Recommandations pour soutenir l'emploi des jeunes

    • Réduire le coût de l’embauche de jeunes : Réduire les charges sociales ou proposer des incitatifs ciblés (p. ex., des congés de cotisations à l’assurance-emploi, des crédits d’impôt remboursables) pour encourager les PME à embaucher de jeunes travailleurs.

    • Élargir l’apprentissage en milieu de travail : Améliorer l’accès aux programmes d’alternance travail-études, aux stages et aux programmes d’apprentissage, et étendre les mesures de soutien aux PME.

    • Simplifier les mesures de soutien à l’embauche : Réduire la paperasserie et simplifier les programmes d’embauche des jeunes afin que les PME puissent réellement en bénéficier.

    • Mieux informer les jeunes sur les possibilités d’emploi : Fournir aux jeunes des renseignements clairs et accessibles sur le marché du travail, afin qu’ils puissent facilement savoir dans quels domaines la demande est forte et où il y a des postes vacants.

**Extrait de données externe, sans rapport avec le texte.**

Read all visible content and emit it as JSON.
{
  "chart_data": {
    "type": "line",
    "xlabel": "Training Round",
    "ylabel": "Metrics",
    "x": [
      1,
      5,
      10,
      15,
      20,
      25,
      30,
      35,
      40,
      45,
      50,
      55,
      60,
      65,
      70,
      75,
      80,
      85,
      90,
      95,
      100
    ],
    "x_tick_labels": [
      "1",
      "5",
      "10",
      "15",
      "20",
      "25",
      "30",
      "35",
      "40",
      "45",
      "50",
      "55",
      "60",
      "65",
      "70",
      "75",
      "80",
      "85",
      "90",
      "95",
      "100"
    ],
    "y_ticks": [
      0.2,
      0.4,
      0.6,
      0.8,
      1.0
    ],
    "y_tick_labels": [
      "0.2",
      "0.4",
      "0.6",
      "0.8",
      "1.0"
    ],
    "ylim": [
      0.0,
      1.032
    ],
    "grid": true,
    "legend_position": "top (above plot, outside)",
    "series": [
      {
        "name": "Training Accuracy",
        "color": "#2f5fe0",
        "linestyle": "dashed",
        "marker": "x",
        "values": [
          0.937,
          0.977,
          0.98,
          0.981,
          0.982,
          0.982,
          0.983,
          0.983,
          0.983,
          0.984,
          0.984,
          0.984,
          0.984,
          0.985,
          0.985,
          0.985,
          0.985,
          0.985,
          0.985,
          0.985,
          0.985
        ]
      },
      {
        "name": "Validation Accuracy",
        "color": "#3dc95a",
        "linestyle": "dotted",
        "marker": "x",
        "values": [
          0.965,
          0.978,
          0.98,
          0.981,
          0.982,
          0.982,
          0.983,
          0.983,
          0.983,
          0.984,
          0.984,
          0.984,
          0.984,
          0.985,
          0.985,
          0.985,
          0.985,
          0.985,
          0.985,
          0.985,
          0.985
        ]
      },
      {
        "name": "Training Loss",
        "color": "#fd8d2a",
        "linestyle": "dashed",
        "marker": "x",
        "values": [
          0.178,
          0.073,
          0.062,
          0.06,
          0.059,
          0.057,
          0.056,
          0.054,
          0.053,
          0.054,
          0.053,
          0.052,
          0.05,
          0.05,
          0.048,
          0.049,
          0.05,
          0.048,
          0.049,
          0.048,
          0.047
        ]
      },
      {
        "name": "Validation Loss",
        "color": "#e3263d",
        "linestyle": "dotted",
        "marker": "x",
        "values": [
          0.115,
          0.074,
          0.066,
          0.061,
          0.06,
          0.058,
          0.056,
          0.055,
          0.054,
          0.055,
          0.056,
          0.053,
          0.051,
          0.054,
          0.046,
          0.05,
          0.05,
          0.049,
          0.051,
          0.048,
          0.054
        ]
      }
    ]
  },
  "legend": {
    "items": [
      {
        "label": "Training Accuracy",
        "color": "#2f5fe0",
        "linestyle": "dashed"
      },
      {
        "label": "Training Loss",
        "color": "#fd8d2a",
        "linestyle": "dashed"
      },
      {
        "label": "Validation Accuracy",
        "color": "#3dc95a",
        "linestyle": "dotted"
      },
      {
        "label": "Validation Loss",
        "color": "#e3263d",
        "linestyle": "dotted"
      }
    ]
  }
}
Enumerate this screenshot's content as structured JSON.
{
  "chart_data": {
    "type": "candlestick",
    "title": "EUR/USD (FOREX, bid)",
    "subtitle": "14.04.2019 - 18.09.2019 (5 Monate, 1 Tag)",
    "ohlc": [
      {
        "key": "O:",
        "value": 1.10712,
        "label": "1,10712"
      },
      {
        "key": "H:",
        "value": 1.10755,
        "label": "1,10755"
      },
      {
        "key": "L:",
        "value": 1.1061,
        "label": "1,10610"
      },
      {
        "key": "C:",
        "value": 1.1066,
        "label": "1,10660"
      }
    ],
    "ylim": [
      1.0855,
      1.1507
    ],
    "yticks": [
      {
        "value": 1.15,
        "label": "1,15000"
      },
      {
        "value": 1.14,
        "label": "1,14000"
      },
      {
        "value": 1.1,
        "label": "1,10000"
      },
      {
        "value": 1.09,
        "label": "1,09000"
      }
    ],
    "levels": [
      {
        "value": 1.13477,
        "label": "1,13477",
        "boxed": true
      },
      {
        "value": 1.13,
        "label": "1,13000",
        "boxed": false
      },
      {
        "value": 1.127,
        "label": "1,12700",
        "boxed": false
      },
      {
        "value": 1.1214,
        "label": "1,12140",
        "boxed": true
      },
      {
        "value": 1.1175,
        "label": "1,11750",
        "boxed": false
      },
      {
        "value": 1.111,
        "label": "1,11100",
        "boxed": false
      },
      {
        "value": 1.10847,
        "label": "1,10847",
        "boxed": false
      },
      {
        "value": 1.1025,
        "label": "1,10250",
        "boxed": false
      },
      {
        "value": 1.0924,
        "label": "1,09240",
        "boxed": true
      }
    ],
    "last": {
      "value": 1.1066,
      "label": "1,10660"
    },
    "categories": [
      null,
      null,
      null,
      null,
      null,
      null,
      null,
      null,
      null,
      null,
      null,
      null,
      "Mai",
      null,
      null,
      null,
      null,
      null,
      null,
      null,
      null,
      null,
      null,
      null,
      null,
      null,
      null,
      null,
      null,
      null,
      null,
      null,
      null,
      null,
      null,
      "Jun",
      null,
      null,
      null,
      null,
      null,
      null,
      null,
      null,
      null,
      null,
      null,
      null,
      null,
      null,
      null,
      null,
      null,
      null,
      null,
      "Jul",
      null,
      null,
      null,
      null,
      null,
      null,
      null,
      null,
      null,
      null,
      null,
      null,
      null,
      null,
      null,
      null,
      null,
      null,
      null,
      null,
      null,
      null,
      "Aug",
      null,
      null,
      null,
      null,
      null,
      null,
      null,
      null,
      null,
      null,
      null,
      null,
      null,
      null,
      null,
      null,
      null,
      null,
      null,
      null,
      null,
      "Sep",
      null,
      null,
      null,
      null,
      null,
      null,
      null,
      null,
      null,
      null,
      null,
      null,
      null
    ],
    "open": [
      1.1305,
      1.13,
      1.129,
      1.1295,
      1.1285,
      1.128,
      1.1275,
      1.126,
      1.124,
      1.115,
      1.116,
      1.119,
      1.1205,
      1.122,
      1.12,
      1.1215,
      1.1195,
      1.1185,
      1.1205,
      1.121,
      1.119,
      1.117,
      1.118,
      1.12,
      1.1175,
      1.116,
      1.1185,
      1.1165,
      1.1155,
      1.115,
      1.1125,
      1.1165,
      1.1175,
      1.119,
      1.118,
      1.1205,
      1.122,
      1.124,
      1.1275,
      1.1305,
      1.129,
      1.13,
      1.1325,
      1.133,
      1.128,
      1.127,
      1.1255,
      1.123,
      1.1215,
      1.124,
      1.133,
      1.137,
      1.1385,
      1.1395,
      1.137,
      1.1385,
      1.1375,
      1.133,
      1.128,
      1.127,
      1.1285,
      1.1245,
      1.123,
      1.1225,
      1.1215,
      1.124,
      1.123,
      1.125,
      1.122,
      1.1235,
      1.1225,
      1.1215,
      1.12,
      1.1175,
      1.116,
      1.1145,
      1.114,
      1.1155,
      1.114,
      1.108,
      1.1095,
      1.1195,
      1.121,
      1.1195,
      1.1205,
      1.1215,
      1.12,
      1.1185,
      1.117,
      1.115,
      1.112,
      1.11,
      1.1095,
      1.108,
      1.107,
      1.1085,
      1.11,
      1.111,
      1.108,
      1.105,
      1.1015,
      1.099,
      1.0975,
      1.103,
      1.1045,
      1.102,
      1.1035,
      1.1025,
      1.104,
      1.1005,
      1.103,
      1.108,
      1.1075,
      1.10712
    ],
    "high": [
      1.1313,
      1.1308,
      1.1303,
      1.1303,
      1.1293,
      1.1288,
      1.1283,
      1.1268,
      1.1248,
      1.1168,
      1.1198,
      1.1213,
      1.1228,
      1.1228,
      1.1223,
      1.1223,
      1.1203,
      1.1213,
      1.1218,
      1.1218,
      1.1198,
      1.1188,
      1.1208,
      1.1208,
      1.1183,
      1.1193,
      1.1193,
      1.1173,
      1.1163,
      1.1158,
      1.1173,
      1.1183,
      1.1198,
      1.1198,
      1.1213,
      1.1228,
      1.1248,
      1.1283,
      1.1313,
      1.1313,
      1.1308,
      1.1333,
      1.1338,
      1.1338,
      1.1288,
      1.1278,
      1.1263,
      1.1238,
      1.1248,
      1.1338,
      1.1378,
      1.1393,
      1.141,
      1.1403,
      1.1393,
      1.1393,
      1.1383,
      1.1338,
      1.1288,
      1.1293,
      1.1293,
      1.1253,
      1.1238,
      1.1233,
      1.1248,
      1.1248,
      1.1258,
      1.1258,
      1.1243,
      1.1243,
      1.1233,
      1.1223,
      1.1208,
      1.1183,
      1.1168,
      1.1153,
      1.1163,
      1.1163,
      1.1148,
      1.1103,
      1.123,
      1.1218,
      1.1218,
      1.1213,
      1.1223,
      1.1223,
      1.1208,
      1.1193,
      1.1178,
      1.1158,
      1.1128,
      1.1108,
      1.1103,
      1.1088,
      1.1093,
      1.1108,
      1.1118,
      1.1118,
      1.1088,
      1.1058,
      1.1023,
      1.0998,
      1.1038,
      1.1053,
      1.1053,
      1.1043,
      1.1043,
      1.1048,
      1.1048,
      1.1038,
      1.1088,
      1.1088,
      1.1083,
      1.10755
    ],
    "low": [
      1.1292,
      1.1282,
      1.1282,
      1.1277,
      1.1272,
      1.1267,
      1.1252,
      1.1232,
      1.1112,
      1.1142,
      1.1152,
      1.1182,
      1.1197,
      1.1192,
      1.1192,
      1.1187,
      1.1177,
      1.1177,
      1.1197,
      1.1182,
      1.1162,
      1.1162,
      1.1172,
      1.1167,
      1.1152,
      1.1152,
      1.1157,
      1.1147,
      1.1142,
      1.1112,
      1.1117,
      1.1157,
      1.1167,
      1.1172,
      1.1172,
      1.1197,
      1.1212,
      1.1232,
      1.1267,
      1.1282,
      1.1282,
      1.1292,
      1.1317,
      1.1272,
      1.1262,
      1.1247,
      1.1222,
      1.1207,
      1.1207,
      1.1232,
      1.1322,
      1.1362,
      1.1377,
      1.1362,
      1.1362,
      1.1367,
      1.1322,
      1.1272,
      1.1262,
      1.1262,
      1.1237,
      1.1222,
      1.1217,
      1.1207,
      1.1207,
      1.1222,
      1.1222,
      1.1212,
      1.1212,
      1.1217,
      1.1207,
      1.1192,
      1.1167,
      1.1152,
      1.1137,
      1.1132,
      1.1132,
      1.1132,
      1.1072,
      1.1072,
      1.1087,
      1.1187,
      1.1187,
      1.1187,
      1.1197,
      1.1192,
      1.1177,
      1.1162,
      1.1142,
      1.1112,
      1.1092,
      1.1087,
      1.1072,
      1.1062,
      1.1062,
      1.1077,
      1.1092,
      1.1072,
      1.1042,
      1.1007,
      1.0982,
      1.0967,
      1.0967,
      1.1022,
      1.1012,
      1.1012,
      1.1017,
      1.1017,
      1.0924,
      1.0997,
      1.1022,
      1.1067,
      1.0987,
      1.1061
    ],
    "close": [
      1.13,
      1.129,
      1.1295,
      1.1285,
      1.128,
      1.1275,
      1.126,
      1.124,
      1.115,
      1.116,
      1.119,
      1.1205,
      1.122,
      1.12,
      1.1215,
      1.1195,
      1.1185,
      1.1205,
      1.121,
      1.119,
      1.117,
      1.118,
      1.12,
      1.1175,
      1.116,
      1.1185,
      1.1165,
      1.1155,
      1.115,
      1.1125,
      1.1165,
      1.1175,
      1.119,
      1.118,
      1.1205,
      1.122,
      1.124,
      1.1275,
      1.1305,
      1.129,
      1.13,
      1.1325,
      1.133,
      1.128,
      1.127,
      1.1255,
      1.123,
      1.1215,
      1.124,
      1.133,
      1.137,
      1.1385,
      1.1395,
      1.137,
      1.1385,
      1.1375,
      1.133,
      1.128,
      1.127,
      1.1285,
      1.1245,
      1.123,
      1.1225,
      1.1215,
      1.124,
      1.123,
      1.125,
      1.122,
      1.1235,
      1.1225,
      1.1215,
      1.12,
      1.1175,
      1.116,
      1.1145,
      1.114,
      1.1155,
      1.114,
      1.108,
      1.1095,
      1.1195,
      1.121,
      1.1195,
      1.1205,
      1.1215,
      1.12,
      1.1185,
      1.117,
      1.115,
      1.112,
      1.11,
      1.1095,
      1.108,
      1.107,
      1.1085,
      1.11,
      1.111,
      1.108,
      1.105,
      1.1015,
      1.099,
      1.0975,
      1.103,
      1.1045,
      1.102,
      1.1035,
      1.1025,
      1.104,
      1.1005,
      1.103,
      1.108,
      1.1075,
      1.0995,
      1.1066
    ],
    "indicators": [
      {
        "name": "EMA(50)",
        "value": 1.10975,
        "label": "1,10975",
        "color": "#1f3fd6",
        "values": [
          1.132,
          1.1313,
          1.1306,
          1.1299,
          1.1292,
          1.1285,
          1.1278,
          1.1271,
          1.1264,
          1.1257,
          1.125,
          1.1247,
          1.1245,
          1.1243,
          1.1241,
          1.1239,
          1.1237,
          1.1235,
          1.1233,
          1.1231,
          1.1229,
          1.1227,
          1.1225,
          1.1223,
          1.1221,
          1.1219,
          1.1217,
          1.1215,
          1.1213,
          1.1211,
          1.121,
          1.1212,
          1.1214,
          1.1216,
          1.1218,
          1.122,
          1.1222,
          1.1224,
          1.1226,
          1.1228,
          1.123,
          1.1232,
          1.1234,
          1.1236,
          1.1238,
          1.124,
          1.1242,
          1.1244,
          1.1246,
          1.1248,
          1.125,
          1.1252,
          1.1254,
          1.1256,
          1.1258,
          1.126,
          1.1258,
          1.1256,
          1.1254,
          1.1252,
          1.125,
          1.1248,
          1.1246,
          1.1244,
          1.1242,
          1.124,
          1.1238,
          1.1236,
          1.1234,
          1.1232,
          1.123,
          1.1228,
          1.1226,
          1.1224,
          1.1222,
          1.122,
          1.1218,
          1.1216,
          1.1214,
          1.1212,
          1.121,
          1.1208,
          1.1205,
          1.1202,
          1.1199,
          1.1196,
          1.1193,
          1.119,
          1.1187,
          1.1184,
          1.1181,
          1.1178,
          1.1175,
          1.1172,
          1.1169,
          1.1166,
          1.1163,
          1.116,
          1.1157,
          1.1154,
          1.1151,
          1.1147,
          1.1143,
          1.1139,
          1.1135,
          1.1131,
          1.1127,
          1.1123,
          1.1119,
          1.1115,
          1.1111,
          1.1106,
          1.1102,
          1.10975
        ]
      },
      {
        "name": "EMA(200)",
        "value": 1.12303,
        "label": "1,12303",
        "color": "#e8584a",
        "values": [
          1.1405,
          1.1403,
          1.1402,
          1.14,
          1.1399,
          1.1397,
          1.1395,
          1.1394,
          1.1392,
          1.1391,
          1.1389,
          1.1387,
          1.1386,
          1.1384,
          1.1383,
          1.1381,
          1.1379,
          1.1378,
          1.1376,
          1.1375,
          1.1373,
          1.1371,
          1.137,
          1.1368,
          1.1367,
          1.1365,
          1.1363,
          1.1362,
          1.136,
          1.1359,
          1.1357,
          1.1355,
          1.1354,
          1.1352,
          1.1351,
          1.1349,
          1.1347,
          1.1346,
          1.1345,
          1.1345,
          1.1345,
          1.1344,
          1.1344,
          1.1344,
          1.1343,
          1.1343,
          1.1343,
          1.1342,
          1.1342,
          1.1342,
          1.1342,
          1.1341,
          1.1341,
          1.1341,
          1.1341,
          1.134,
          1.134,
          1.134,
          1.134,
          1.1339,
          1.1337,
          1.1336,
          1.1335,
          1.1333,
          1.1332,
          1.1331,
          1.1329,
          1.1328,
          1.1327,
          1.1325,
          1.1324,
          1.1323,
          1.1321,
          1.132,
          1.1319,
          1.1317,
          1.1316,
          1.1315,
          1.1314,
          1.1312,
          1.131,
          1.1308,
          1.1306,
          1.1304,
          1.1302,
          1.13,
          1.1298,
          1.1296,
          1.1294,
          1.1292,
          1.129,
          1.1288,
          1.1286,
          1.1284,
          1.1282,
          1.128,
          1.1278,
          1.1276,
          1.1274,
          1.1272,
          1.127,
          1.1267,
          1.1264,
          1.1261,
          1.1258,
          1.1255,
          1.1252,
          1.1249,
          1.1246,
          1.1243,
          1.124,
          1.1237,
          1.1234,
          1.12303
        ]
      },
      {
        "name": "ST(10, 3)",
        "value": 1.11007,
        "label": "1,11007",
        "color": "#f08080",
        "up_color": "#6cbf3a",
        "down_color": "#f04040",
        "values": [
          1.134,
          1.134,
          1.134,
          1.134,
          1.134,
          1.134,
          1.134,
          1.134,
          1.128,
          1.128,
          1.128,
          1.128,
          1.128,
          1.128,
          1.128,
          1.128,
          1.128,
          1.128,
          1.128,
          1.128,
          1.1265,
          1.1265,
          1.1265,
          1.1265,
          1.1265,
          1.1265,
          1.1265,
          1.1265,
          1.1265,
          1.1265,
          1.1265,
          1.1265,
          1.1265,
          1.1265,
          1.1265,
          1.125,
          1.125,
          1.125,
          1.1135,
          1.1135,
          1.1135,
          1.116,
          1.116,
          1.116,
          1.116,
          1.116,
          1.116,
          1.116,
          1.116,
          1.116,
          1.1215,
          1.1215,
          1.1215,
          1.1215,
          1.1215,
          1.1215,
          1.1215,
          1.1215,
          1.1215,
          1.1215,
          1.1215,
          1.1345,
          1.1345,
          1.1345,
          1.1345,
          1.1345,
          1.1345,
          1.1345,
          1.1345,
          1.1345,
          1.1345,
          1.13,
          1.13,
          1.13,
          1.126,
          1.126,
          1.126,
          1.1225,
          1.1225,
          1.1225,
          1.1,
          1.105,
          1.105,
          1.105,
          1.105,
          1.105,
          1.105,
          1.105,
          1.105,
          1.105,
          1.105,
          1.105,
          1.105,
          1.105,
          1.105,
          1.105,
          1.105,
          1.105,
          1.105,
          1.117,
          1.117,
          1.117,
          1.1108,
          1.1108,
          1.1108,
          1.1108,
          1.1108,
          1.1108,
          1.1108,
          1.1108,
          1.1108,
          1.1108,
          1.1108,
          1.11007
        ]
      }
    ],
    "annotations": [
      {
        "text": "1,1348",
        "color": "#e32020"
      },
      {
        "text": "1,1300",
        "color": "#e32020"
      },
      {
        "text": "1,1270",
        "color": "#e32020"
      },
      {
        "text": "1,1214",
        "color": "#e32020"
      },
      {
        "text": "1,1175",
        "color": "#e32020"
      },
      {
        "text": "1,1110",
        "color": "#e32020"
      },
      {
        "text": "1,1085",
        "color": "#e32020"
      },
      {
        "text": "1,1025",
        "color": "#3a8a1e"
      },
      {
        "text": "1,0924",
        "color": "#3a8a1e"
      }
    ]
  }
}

Recommandations pour améliorer l'accès des PME au PTET

    • Protéger et maintenir le PTET.

    • Permettre aux employeurs de prolonger selon les règles antérieures les permis de travail des travailleurs étrangers déjà embauchés (p. ex., plafonds antérieurs, pas de refus de traitement, seuils de salaire courant moins élevés).

    • Abolir ou réduire fortement les politiques de refus de traitement, les exigences de révision selon le salaire courant et les plafonds du PTET qui limitent l’accès des employeurs.

    • Prioriser et élargir des voies d’accès à la résidence permanente pour les travailleurs étrangers temporaires déjà au Canada.

      • Créer une voie d’accès réservée aux travailleurs étrangers ayant au moins 18 mois d’expérience de travail au Canada, toutes catégories FEER confondues, à condition qu’ils détiennent un statut juridique et paient leurs impôts au pays.

    • Augmenter les quotas d’immigration économique, en particulier pour les provinces et les collectivités rurales et non urbaines.

    • Introduire dans le PTET une souplesse fondée sur la profession, en créant une catégorie pour les postes systématiquement difficiles à pourvoir (p. ex., emplois de nuit, exigeants physiquement ou à fort roulement), assortie de plafonds et de règles salariales adaptés pour tenir compte des pénuries persistantes, indépendamment du lieu.

    • Maintenir la supervision fédérale du PTET pour garantir l’uniformité des règles à l’échelle nationale, et ainsi reconnaître son impact sur l’ensemble de l’économie, plutôt que de laisser de la latitude aux provinces pour sa mise en œuvre.